Être un cow-boy en ce début du XXIème siècle, c’est affronter les miles dans une voiture climatisée, la solitude et l’ennui sur des parkings, mais c’est aussi, pour Clint, défendre une certaine idée de la patrie. Ils croient au rêve américain, ils l’incarnent.

 

À quoi rêvent les cowboys ?

"Au bout de la route, il y a un ranch. Notre ranch." C’est la dernière réplique de Clark Gable à Marilyn Monroe dans Les Misfits de Jonh Houston(1961). Plus de 50 ans plus tard, ce rêve n’a pas pris une ride. Dans l’imaginaire des cow-boys, le ranch se définit par l’absence de voisin, une terre vierge comme l’était l’Ouest dans la mythologie hollywoodienne. Vivre loin de la ville, près de la nature, entre cow-boys, avec des chiens, des chevaux et des vaches aussi... Un monde aussi mythique qu’irréel où les cow-boys pourront vivre en accord avec leurs valeurs.

 

Quelles sont ces valeurs ?

Valeurs d’entraide, code d’honneur et de politesse. Comme dans les films ! On aide toujours son prochain, surtout si c’est un cowboy. On héberge chez soi, on nourrit, on trouve du boulot à un concurrent blessé ou fauché qui a échoué au Texas... On s’arrête de nuit pour protéger une femme seule tombée en panne sur une route déserte du Névada. On donne ses derniers dollars à plus pauvre que soi. Jamais pendant toutes ces années de tournage je n’ai pris les Cannon à défaut sur leurs valeurs chevaleresques.

 

Quelle est leur vision du monde ?

Binaire. Le Bien, le mal. Good ou bad guy. Avec ou contre nous. Clint était déçu de découvrir le New York Times sur la banquette de ma voiture. Pour lui, c’est un peu la Pravda. Les Cannon ne lisent pas le très conservateur Houston Chronicle, ils trouvent qu’il y a trop de mauvaises nouvelles... Pour le charrier, j’ai demandé à Clint pourquoi il ne votait pas pour Obama ? Il était soufflé. C’était tellement évident pour lui... Il a rassemblé ses esprits et il m’a dit : "Est-ce qu’un type qui est contre le port des armes peut être bon ? ". Cow-boy, non ? On peut parler d’idéologie et de vision du monde. D’ailleurs, la plupart des officiers des forces spéciales américaines sont des Texans, comme les Cannon...

 

Quid du rêve américain ?

Plus il semble s’éteindre, plus il continue de briller. Les pères ratent, les fils prennent le relai et, comme Clint, gagnent, parfois. Gagner ou perdre n’est pas le plus important.

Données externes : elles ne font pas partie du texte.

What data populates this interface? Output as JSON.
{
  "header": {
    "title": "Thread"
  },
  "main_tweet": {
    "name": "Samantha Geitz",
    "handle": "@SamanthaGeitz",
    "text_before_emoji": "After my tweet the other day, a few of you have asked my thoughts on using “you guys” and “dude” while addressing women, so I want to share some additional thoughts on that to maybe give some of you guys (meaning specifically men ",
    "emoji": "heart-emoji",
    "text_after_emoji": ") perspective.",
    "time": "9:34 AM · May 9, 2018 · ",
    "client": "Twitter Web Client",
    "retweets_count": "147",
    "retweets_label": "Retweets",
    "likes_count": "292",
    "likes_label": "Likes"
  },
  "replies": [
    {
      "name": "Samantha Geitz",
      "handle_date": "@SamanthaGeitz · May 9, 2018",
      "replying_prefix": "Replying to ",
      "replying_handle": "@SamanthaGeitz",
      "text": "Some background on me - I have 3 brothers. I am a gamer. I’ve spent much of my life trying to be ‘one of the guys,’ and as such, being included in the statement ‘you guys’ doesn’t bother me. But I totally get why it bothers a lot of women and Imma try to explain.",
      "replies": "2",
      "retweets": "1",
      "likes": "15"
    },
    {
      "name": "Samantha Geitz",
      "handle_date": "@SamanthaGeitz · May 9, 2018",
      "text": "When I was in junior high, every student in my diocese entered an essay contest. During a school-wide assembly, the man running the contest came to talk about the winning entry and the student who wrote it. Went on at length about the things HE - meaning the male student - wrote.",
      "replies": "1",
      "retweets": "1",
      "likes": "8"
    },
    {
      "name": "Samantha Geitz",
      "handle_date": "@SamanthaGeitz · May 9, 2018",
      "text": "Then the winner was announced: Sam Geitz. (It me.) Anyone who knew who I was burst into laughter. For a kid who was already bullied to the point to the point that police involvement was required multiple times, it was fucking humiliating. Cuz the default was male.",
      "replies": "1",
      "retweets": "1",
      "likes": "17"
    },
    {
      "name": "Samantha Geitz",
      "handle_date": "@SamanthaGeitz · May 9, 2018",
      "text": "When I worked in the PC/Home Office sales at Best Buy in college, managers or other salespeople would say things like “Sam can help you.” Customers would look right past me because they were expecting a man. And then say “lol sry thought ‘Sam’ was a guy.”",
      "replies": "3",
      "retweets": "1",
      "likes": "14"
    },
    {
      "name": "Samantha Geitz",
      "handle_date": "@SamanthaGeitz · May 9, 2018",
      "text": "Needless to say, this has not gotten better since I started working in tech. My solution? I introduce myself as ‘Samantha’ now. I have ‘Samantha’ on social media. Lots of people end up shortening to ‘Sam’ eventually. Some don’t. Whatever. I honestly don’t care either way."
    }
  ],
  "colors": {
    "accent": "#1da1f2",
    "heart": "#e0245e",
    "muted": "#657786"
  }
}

Il faut y croire, en être, participer à cette course folle au succès rédempteur qui fracasse chaque saison de rodéo des centaines de jeunes blancs, pauvres et réac que sont les cowboys de ce début de XXIème siècle... C’est un rêve puissant. Il ne fascine plus en dehors des Etats-Unis, mais il reste un moteur essentiel de la vie politique. Obama, Clinton, Reagan (le héros des Cannon), Bush, Trump : tous ne cessent de s’y référer. L’Amérique des Canon n’est plus celle de John Houston ?

Comme disent les cowboys : "There’s always another rodéo".